そして最近、国立大学法人 電気通信大学大学院 情報理工学研究科基盤理工学専攻の伏屋 雄紀(ふせや ゆうき)准教ら研究チームは、ビスマス(元素記号:Bi)の原子層に現れる模様もチューリング・パターンだと解明しました。

生物に見られる自然界の法則は、原子スケールの固体物理学にも当てはまっていたのです。

研究の詳細は、7月8日付の科学誌『Nature Physics』に掲載されました。

目次
チューリング・パターンは生物に見られてきた

チューリング・パターンは生物に見られてきた

熱帯魚のシマシマ模様「チューリング・パターン」が原子の世界にも現れていた
(画像=熱帯魚の縞模様にはチューリング・パターンが見られる / Credit:Depositphotos,『ナゾロジー』より 引用)

1952年、天才数学者アラン・チューリング氏は、生物界に共通する模様メカニズムを解読しました。

熱帯魚やキリン、チーターなどの独特な模様が一定の法則に従って形成されると発表したのです。

実際、それらの模様の形成方法は、比較的簡単な数式で表現できます。

現在ではチューリング・パターンが、それら生物の「細胞同士の波のような相互反応」で形成されると分かっています。

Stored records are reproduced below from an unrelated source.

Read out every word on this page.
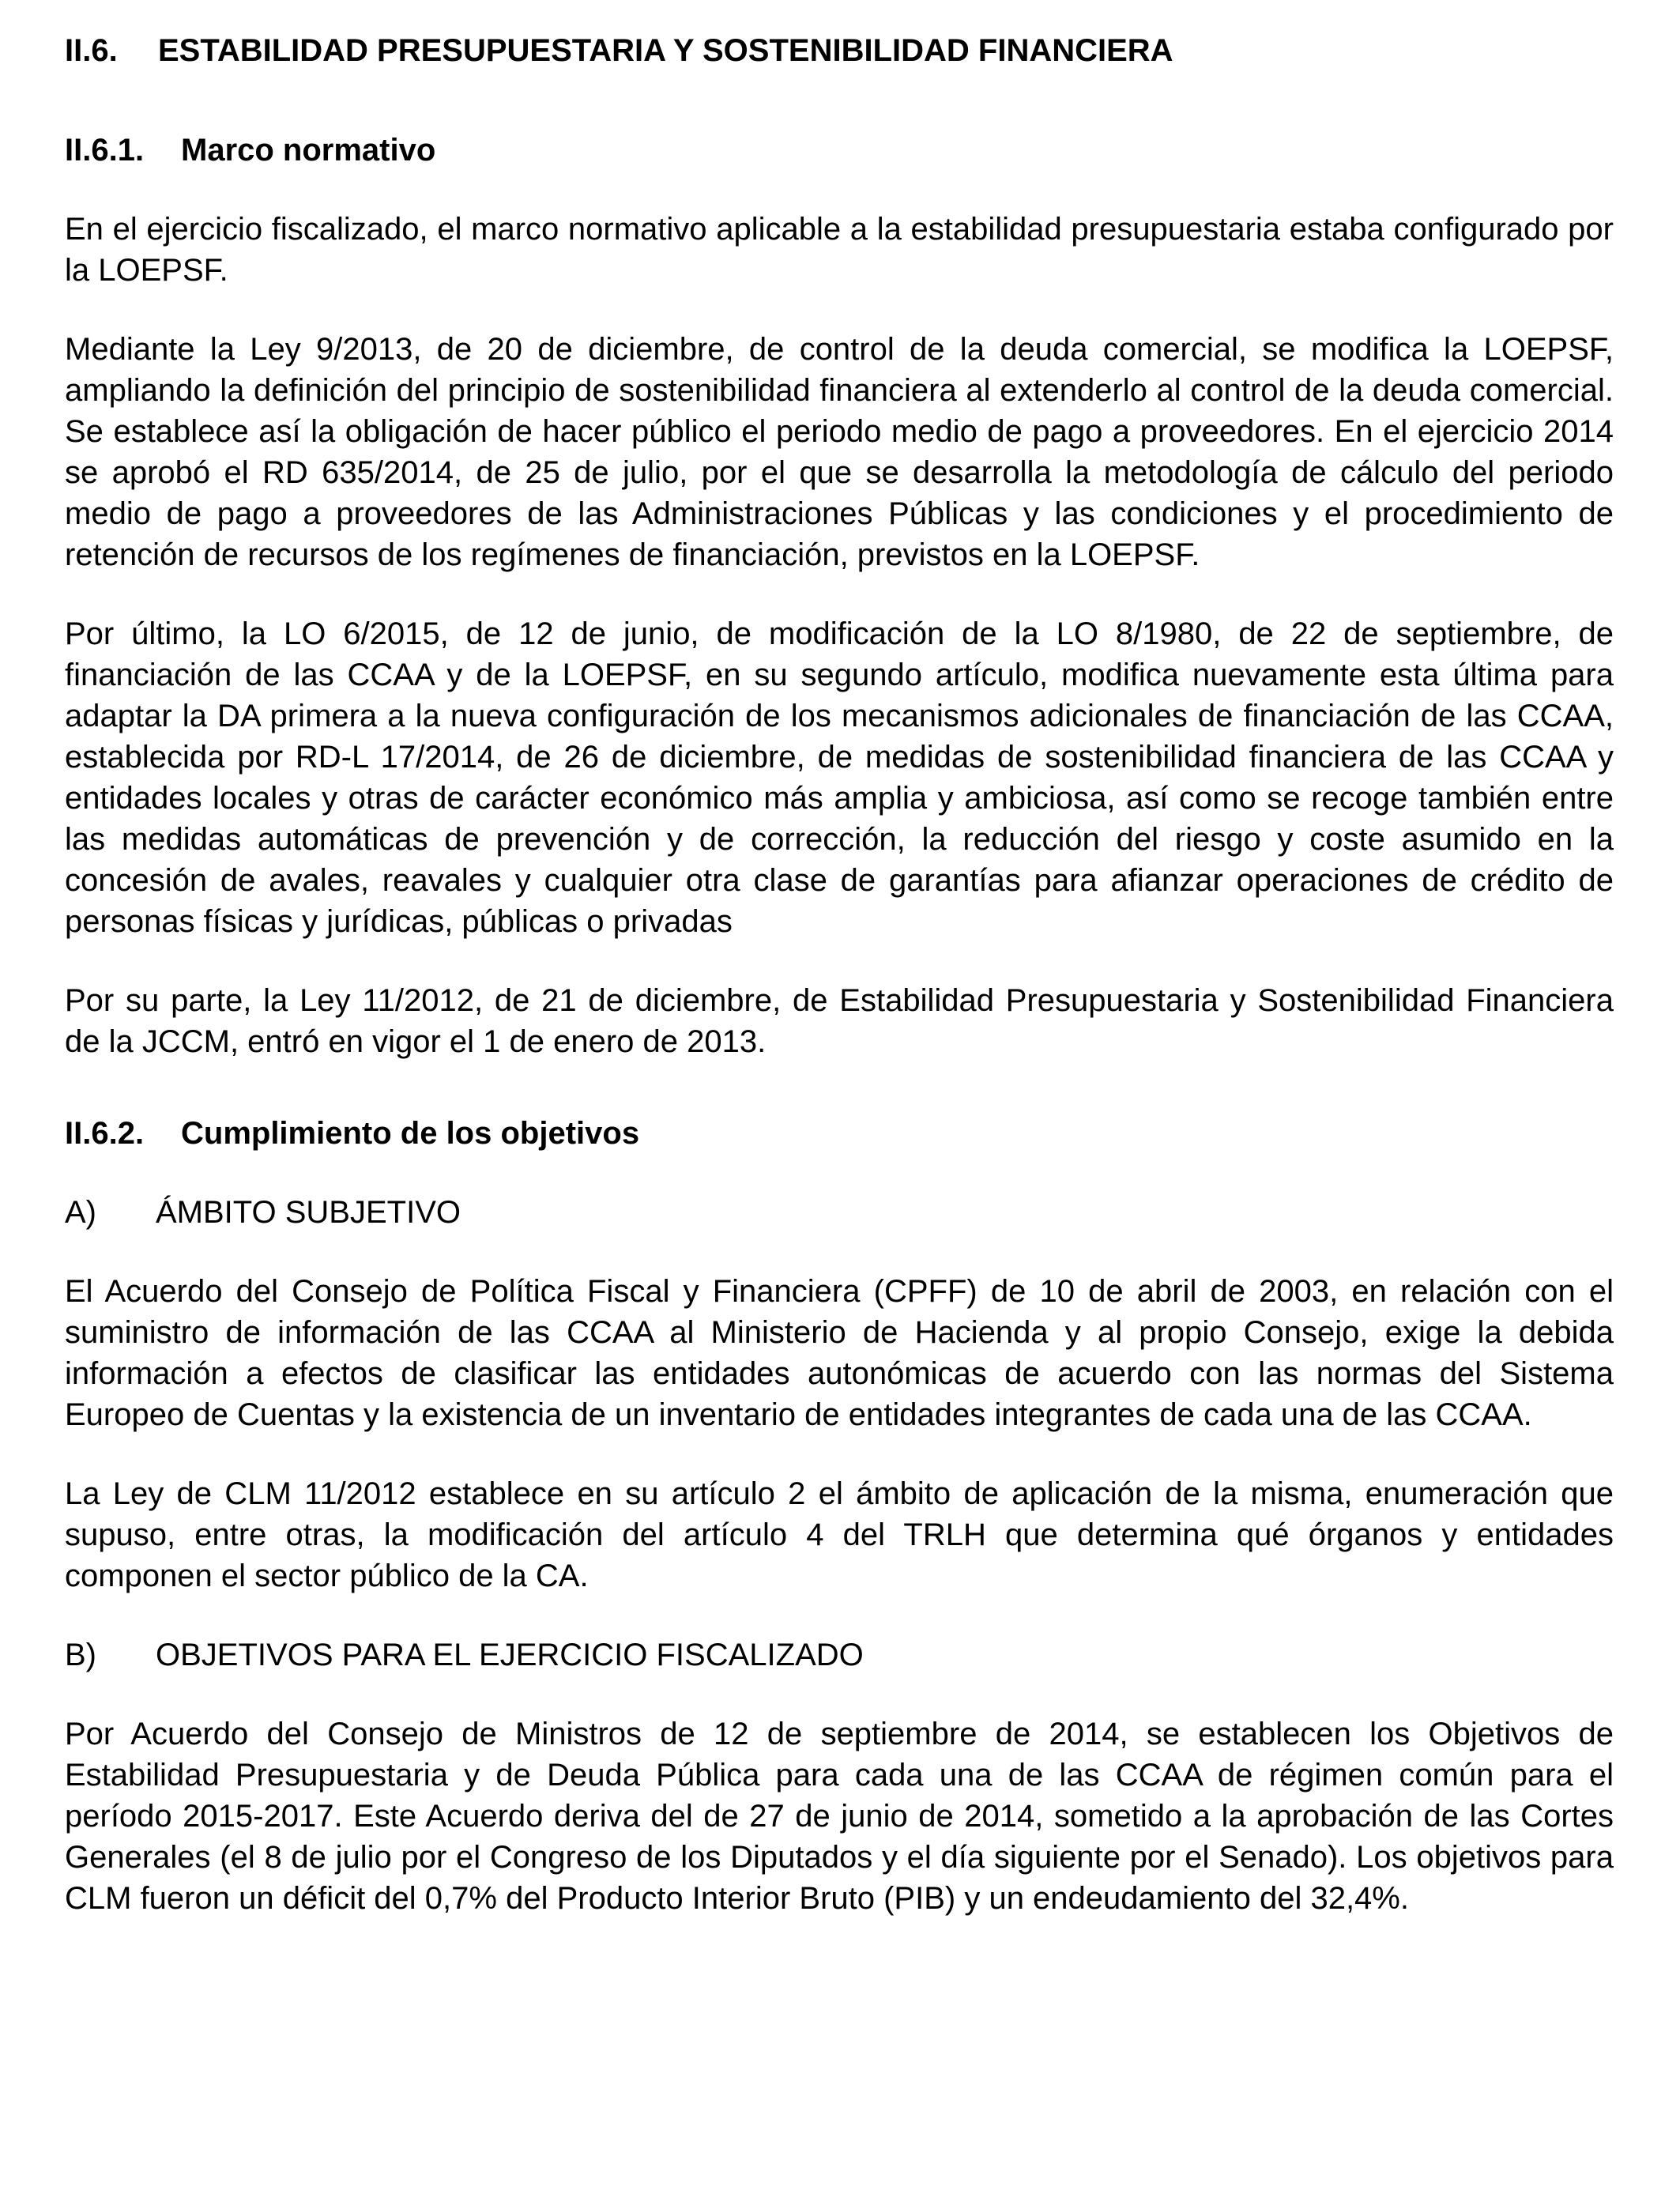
II.6.	ESTABILIDAD PRESUPUESTARIA Y SOSTENIBILIDAD FINANCIERA
II.6.1.	Marco normativo

En el ejercicio fiscalizado, el marco normativo aplicable a la estabilidad presupuestaria estaba configurado por la LOEPSF.

Mediante la Ley 9/2013, de 20 de diciembre, de control de la deuda comercial, se modifica la LOEPSF, ampliando la definición del principio de sostenibilidad financiera al extenderlo al control de la deuda comercial. Se establece así la obligación de hacer público el periodo medio de pago a proveedores. En el ejercicio 2014 se aprobó el RD 635/2014, de 25 de julio, por el que se desarrolla la metodología de cálculo del periodo medio de pago a proveedores de las Administraciones Públicas y las condiciones y el procedimiento de retención de recursos de los regímenes de financiación, previstos en la LOEPSF.

Por último, la LO 6/2015, de 12 de junio, de modificación de la LO 8/1980, de 22 de septiembre, de financiación de las CCAA y de la LOEPSF, en su segundo artículo, modifica nuevamente esta última para adaptar la DA primera a la nueva configuración de los mecanismos adicionales de financiación de las CCAA, establecida por RD-L 17/2014, de 26 de diciembre, de medidas de sostenibilidad financiera de las CCAA y entidades locales y otras de carácter económico más amplia y ambiciosa, así como se recoge también entre las medidas automáticas de prevención y de corrección, la reducción del riesgo y coste asumido en la concesión de avales, reavales y cualquier otra clase de garantías para afianzar operaciones de crédito de personas físicas y jurídicas, públicas o privadas

Por su parte, la Ley 11/2012, de 21 de diciembre, de Estabilidad Presupuestaria y Sostenibilidad Financiera de la JCCM, entró en vigor el 1 de enero de 2013.

II.6.2.	Cumplimiento de los objetivos
A)	ÁMBITO SUBJETIVO

El Acuerdo del Consejo de Política Fiscal y Financiera (CPFF) de 10 de abril de 2003, en relación con el suministro de información de las CCAA al Ministerio de Hacienda y al propio Consejo, exige la debida información a efectos de clasificar las entidades autonómicas de acuerdo con las normas del Sistema Europeo de Cuentas y la existencia de un inventario de entidades integrantes de cada una de las CCAA.

La Ley de CLM 11/2012 establece en su artículo 2 el ámbito de aplicación de la misma, enumeración que supuso, entre otras, la modificación del artículo 4 del TRLH que determina qué órganos y entidades componen el sector público de la CA.

B)	OBJETIVOS PARA EL EJERCICIO FISCALIZADO

Por Acuerdo del Consejo de Ministros de 12 de septiembre de 2014, se establecen los Objetivos de Estabilidad Presupuestaria y de Deuda Pública para cada una de las CCAA de régimen común para el período 2015-2017. Este Acuerdo deriva del de 27 de junio de 2014, sometido a la aprobación de las Cortes Generales (el 8 de julio por el Congreso de los Diputados y el día siguiente por el Senado). Los objetivos para CLM fueron un déficit del 0,7% del Producto Interior Bruto (PIB) y un endeudamiento del 32,4%.
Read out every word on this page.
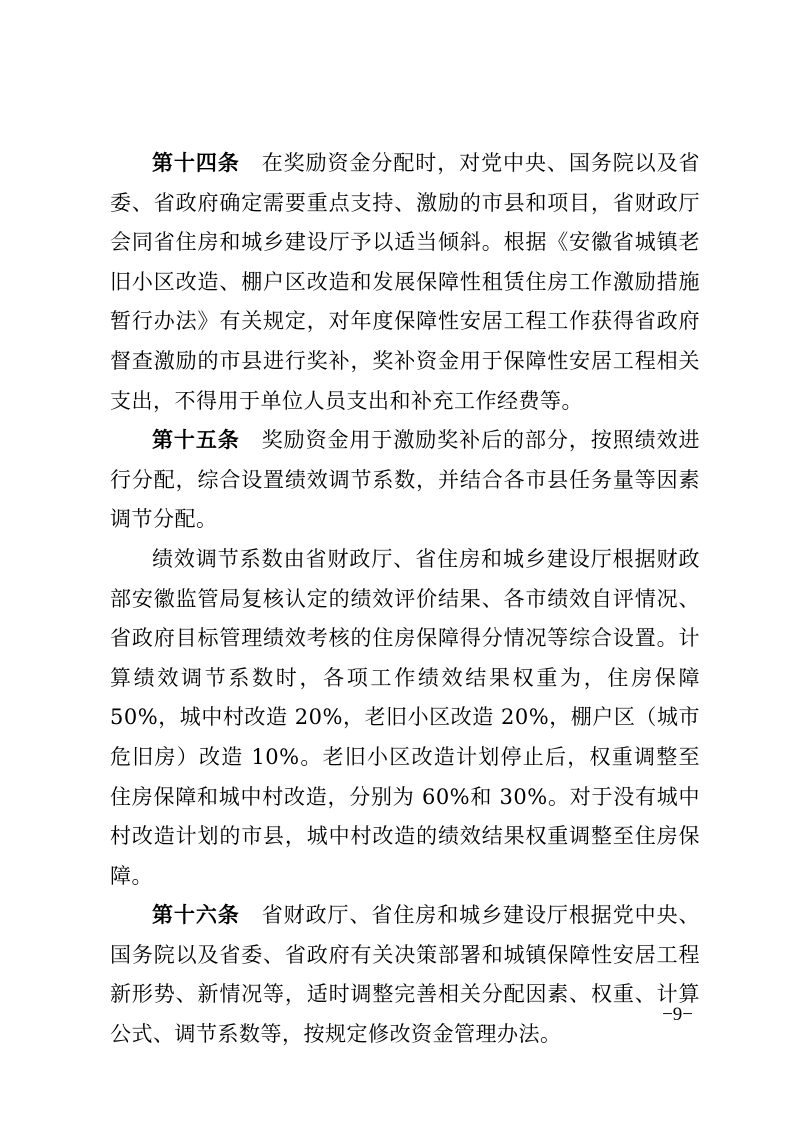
第十四条 在奖励资金分配时，对党中央、国务院以及省委、省政府确定需要重点支持、激励的市县和项目，省财政厅会同省住房和城乡建设厅予以适当倾斜。根据《安徽省城镇老旧小区改造、棚户区改造和发展保障性租赁住房工作激励措施暂行办法》有关规定，对年度保障性安居工程工作获得省政府督查激励的市县进行奖补，奖补资金用于保障性安居工程相关支出，不得用于单位人员支出和补充工作经费等。

第十五条 奖励资金用于激励奖补后的部分，按照绩效进行分配，综合设置绩效调节系数，并结合各市县任务量等因素调节分配。

绩效调节系数由省财政厅、省住房和城乡建设厅根据财政部安徽监管局复核认定的绩效评价结果、各市绩效自评情况、省政府目标管理绩效考核的住房保障得分情况等综合设置。计算绩效调节系数时，各项工作绩效结果权重为，住房保障 50%，城中村改造 20%，老旧小区改造 20%，棚户区（城市危旧房）改造 10%。老旧小区改造计划停止后，权重调整至住房保障和城中村改造，分别为 60%和 30%。对于没有城中村改造计划的市县，城中村改造的绩效结果权重调整至住房保障。

第十六条 省财政厅、省住房和城乡建设厅根据党中央、国务院以及省委、省政府有关决策部署和城镇保障性安居工程新形势、新情况等，适时调整完善相关分配因素、权重、计算公式、调节系数等，按规定修改资金管理办法。

−9−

そしてこれまでに確認されているチューリング・パターンのほとんどは、0.1mm〜10cm程度の範囲に限られていました。

しかしチューリング氏の理論には、パターンの大きさを制限する要素は入っていません。

つまり理論上では、もっと小さなパターンを発見できるかもしれないのです。

そして今回、伏屋氏は生物とはかけ離れた「固体物理学」のナノ世界でチューリング・パターンを見つけました。